The accumulated impatience and nervousness of the whole morning disturbed his pulses and put a weight upon his tongue; he spoke with awkward indecision, held himself awkwardly. His own voice sounded boorish to him after Cecily’s accents.
Cecily began to speak of how she had spent the day. Her aunt was making purchases—was later in returning than had been expected. Then she asked for an account of Elgar’s doings since they last met. The conversation grew easier Reuben began to recover his natural voice, and to lose disagreeable self-consciousness in the delight of hearing Cecily and meeting her look. Had he known her better, he would have observed that she spoke with unusual diffidence, that she was not quite so self-possessed a. of wont, and that her manner was deficient in the frank gaiety which as a rule made its great charm. Her tone softened itself in questioning; she listened so attentively that, when he had ceased speaking, her eyes always rose to his, as if she had expected something further.
“Who is the young artist that lives here?” Elgar inquired. “I met him at Pompeii, and to-day came upon him here in the courtyard. A slight, rather boyish fellow.”
“I think you mean Mr. Marsh,” replied Cecily, smiling. “He has recently been at Pompeii, I know.”
“You are on friendly terms with him?”
“Not on unfriendly,” she answered, with amusement.
Elgar averted his face. Instantly the flow of his blood was again turbid; he felt an inclination to fling out some ill-mannered remark.

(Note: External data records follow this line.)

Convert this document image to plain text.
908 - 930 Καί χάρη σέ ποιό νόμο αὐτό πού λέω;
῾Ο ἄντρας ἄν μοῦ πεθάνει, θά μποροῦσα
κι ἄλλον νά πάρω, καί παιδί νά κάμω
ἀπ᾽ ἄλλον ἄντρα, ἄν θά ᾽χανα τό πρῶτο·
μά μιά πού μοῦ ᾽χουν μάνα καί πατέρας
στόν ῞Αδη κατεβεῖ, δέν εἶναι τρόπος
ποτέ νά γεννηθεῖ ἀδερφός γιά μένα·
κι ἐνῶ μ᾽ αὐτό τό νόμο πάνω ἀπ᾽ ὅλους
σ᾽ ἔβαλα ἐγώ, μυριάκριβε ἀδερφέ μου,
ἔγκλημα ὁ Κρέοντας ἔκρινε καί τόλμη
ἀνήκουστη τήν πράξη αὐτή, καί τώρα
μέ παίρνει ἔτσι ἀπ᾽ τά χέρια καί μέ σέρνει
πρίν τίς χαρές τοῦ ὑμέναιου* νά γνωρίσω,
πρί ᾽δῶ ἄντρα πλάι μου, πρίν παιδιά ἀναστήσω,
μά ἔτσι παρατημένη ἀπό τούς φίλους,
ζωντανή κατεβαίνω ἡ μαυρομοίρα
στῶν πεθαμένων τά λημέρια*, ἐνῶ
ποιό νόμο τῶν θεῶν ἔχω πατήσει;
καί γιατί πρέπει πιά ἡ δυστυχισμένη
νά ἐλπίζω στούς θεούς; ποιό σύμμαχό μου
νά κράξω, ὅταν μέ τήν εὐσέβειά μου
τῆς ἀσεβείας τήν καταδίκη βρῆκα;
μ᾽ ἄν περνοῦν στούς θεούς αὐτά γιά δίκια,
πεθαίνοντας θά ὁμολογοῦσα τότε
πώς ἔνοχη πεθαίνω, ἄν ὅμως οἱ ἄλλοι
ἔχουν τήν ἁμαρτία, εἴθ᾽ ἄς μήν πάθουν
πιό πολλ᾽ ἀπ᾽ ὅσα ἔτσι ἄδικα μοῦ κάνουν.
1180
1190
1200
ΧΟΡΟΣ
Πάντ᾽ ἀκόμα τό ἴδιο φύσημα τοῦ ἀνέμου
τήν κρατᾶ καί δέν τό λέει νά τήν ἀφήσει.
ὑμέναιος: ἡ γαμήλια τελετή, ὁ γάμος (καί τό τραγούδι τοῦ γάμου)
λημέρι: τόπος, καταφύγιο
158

“You must come in contact with all kinds of odd people in a place like this.”
“One or two are certainly odd,” was the reply, in a gentle tone; “but most of them are very pleasant to be with occasionally. Naturally we see more of the Bradshaws than of any one else. There’s a family named Denyer—a lady with three daughters; I don’t think you would dislike them. Mr. Marsh is their intimate friend.”

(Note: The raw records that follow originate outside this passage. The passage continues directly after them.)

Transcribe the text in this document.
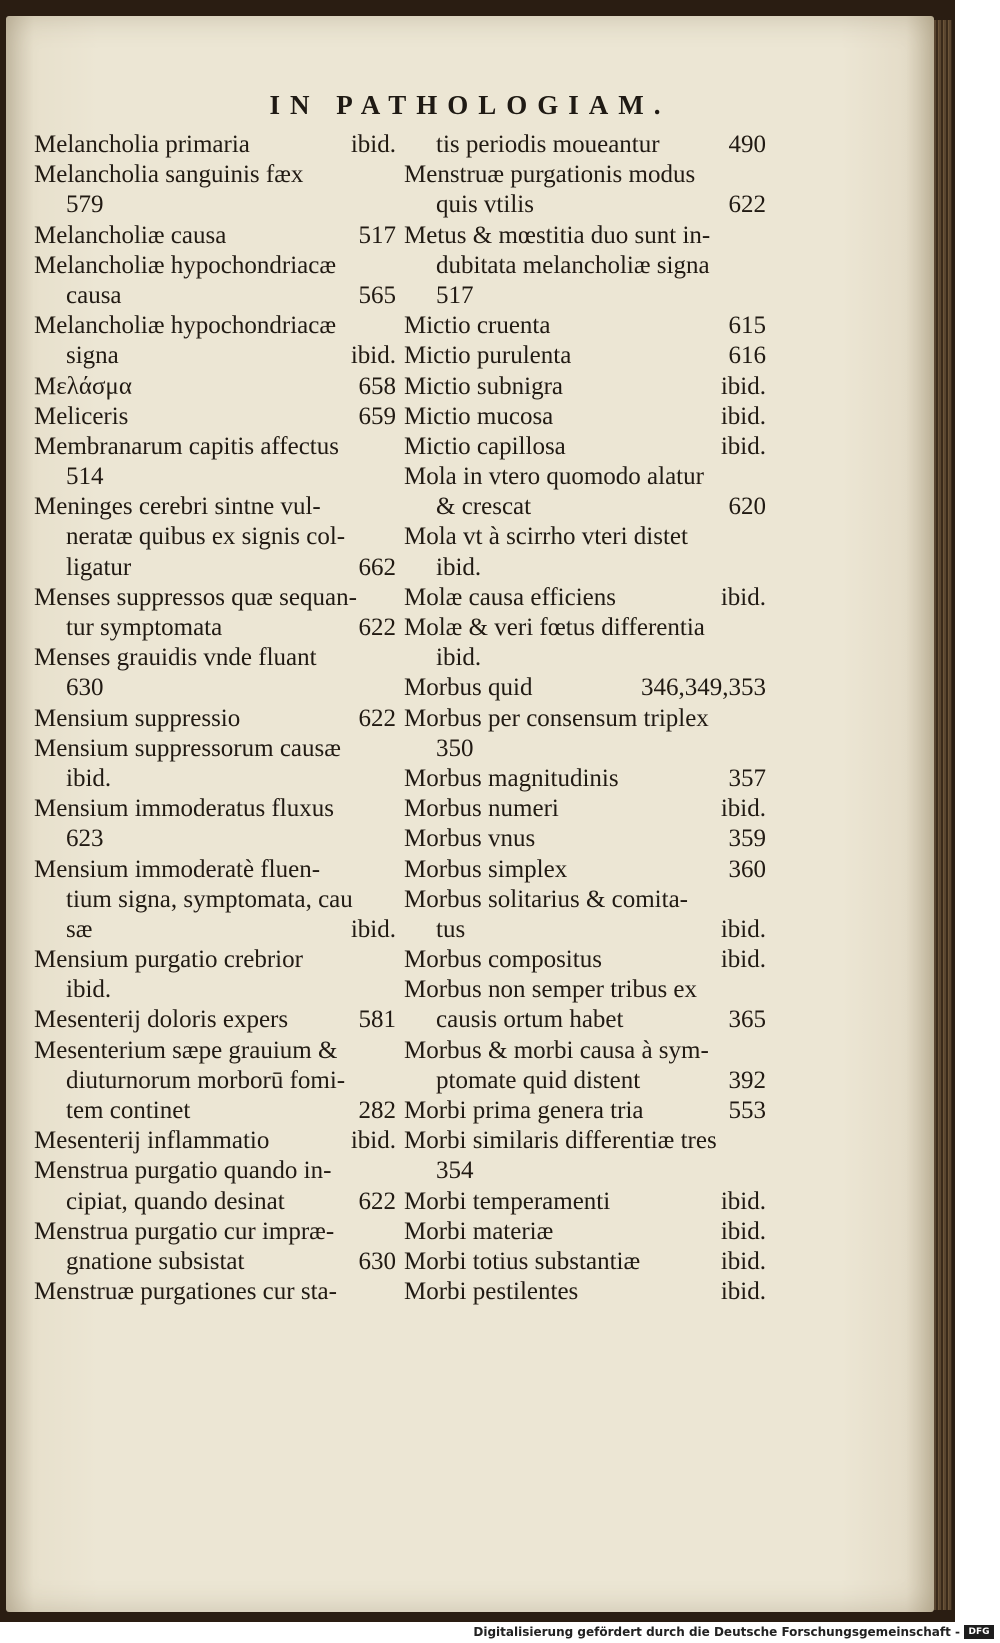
IN PATHOLOGIAM.
Melancholia primaria	ibid.
Melancholia sanguinis fæx
579
Melancholiæ causa	517
Melancholiæ hypochondriacæ
causa	565
Melancholiæ hypochondriacæ
signa	ibid.
Μελάσμα	658
Meliceris	659
Membranarum capitis affectus
514
Meninges cerebri sintne vul-
neratæ quibus ex signis col-
ligatur	662
Menses suppressos quæ sequan-
tur symptomata	622
Menses grauidis vnde fluant
630
Mensium suppressio	622
Mensium suppressorum causæ
ibid.
Mensium immoderatus fluxus
623
Mensium immoderatè fluen-
tium signa, symptomata, cau
sæ	ibid.
Mensium purgatio crebrior
ibid.
Mesenterij doloris expers	581
Mesenterium sæpe grauium &
diuturnorum morborū fomi-
tem continet	282
Mesenterij inflammatio	ibid.
Menstrua purgatio quando in-
cipiat, quando desinat	622
Menstrua purgatio cur impræ-
gnatione subsistat	630
Menstruæ purgationes cur sta-
tis periodis moueantur	490
Menstruæ purgationis modus
quis vtilis	622
Metus & mœstitia duo sunt in-
dubitata melancholiæ signa
517
Mictio cruenta	615
Mictio purulenta	616
Mictio subnigra	ibid.
Mictio mucosa	ibid.
Mictio capillosa	ibid.
Mola in vtero quomodo alatur
& crescat	620
Mola vt à scirrho vteri distet
ibid.
Molæ causa efficiens	ibid.
Molæ & veri fœtus differentia
ibid.
Morbus quid	346,349,353
Morbus per consensum triplex
350
Morbus magnitudinis	357
Morbus numeri	ibid.
Morbus vnus	359
Morbus simplex	360
Morbus solitarius & comita-
tus	ibid.
Morbus compositus	ibid.
Morbus non semper tribus ex
causis ortum habet	365
Morbus & morbi causa à sym-
ptomate quid distent	392
Morbi prima genera tria	553
Morbi similaris differentiæ tres
354
Morbi temperamenti	ibid.
Morbi materiæ	ibid.
Morbi totius substantiæ	ibid.
Morbi pestilentes	ibid.
Digitalisierung gefördert durch die Deutsche Forschungsgemeinschaft - DFG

It was all but as though she pleaded against a mistaken judgment which troubled her. To Mallard she had spoken of her fellow-boarders in quite a different way, with merry though kindly criticism, or in the strain of generous idealization which so often marked her language.
“Do you know anything of his work?” Elgar pursued.
“I have seen a few of his water-colour drawings.”
“He showed you them?”
“No; one of the Miss Denyers did. He had given them to her”
“Oh!” He at once brightened. “And how did they strike you?”
“I’m sorry to say they didn’t interest me much. But I have no right to sit in judgment.”
Elgar had the good taste to say nothing more on the subject. He let his eyes rest on her down-turned face for a moment.
“You see a good deal of Miriam, I’m glad to hear.”
“I am sometimes afraid I trouble her by going too often.”
“Have no such fear. I wish you were living under the same roof with her. No one’s society could do her so much good as yours. The poor girl has too long been in need of such an aid to rational cheerfulness.”